Activists hand out food as part of a hybrid rally near Ithaca’s Dewitt Park. (Megan Zerez/WSKG)

“We have to let go of this idea that this armed force, that has this SWAT vehicle that has just been repainted and now they’re less dangerous to folks,” Lumumba-Kasongo said.

Lumumba-Kasongo is referring to the city police reform bill that passed in Ithaca earlier this year. Among other changes, it includes a proposal to replace the police department with an armed public safety department.

Activist Sonja Taylor said while she still favors police abolition, there has been some good to come out of reforms so far.

“The cops that are there now really do want to see change in a community,” Taylor said. “You know, some officers have left, and maybe it was for the best.”

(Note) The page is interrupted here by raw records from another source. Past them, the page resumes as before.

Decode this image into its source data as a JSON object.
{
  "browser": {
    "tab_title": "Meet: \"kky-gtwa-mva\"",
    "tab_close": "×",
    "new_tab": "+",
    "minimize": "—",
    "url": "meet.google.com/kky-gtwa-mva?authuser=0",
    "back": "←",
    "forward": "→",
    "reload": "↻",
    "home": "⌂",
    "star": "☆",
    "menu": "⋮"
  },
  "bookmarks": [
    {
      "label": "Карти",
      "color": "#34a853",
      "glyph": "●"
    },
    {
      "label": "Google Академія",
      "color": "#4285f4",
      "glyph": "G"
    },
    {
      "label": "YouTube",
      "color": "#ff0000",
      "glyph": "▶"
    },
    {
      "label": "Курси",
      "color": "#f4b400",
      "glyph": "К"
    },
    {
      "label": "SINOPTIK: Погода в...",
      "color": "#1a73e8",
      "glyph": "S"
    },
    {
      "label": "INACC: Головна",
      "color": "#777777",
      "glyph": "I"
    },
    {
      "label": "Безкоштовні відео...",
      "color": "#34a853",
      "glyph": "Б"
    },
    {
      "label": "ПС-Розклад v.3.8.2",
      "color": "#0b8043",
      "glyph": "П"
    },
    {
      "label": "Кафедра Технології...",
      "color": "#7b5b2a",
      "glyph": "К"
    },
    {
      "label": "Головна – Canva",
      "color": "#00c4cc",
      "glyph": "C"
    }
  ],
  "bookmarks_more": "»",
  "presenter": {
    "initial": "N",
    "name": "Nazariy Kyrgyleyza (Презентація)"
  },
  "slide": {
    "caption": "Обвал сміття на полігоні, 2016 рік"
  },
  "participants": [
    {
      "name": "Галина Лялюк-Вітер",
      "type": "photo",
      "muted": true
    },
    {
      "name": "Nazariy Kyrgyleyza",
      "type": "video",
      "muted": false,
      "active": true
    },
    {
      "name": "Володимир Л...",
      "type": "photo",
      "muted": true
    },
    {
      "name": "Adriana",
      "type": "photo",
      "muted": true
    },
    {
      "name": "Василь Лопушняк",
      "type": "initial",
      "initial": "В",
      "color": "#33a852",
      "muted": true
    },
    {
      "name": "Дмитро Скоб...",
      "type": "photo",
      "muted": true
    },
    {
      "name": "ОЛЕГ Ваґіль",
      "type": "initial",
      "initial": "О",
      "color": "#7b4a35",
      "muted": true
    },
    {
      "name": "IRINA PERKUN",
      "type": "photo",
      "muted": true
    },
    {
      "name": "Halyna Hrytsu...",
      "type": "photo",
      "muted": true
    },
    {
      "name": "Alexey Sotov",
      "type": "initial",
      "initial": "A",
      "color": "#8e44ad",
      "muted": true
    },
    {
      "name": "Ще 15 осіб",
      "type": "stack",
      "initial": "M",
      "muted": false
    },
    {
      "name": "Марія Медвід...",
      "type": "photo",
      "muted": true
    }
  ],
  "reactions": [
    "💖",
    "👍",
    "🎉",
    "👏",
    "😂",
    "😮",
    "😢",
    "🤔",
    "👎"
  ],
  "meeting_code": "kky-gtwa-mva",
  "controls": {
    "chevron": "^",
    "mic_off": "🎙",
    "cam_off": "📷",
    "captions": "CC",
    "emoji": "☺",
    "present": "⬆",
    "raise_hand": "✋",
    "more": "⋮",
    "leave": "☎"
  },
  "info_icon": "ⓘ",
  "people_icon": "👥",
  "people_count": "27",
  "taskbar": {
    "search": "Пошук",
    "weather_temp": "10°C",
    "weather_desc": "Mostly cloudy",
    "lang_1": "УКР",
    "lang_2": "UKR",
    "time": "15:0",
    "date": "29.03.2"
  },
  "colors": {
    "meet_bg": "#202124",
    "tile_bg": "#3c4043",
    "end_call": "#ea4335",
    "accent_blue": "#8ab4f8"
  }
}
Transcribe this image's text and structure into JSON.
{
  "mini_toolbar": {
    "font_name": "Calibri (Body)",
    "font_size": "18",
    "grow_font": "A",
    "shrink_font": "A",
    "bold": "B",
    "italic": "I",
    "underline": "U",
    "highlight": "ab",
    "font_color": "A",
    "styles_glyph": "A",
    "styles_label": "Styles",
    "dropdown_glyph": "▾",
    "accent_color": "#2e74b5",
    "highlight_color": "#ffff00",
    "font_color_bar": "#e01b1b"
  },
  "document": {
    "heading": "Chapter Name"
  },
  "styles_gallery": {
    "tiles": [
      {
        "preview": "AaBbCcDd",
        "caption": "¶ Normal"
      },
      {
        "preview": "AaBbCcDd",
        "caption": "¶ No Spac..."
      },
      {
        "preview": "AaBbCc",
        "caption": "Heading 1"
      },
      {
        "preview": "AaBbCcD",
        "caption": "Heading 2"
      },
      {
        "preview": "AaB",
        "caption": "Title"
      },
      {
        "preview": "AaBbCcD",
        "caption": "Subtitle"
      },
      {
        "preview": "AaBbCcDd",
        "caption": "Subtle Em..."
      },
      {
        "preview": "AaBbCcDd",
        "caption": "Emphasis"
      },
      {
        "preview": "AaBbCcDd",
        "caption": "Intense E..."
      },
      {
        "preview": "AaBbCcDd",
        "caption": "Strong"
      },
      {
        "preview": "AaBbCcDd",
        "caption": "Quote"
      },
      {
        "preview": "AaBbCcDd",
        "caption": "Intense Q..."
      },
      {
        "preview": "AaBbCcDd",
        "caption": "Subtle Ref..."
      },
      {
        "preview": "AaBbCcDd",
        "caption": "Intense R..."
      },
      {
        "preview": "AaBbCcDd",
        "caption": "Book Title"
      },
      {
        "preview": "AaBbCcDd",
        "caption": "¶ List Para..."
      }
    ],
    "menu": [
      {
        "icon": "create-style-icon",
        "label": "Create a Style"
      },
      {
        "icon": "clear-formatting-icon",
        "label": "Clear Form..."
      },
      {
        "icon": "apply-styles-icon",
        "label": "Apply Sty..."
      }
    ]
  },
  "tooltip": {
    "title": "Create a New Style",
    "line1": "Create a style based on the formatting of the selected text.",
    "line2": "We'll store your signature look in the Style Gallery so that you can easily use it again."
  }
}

Lumumba-Kasongo said that he attributes a lot of the progress to changes in Ithaca’s broader community rather than in the police department.

“Things haven’t inherently changed within the system,” Lumumba-Kasongo said. “But it’s that the community has taken note. We have events like this, where people are standing together with each other. It doesn’t take the cops for us to come together. It doesn’t take the feel of danger.”

Reported crime rates are down in Ithaca so far this year, according to analysis of Ithaca Police Department data first compiled by the Ithaca Voice.

Organizers said they planned eight simultaneous Black August events on Saturday night. The events took place in different cities across New York State, including Ithaca, Binghamton and Oneonta.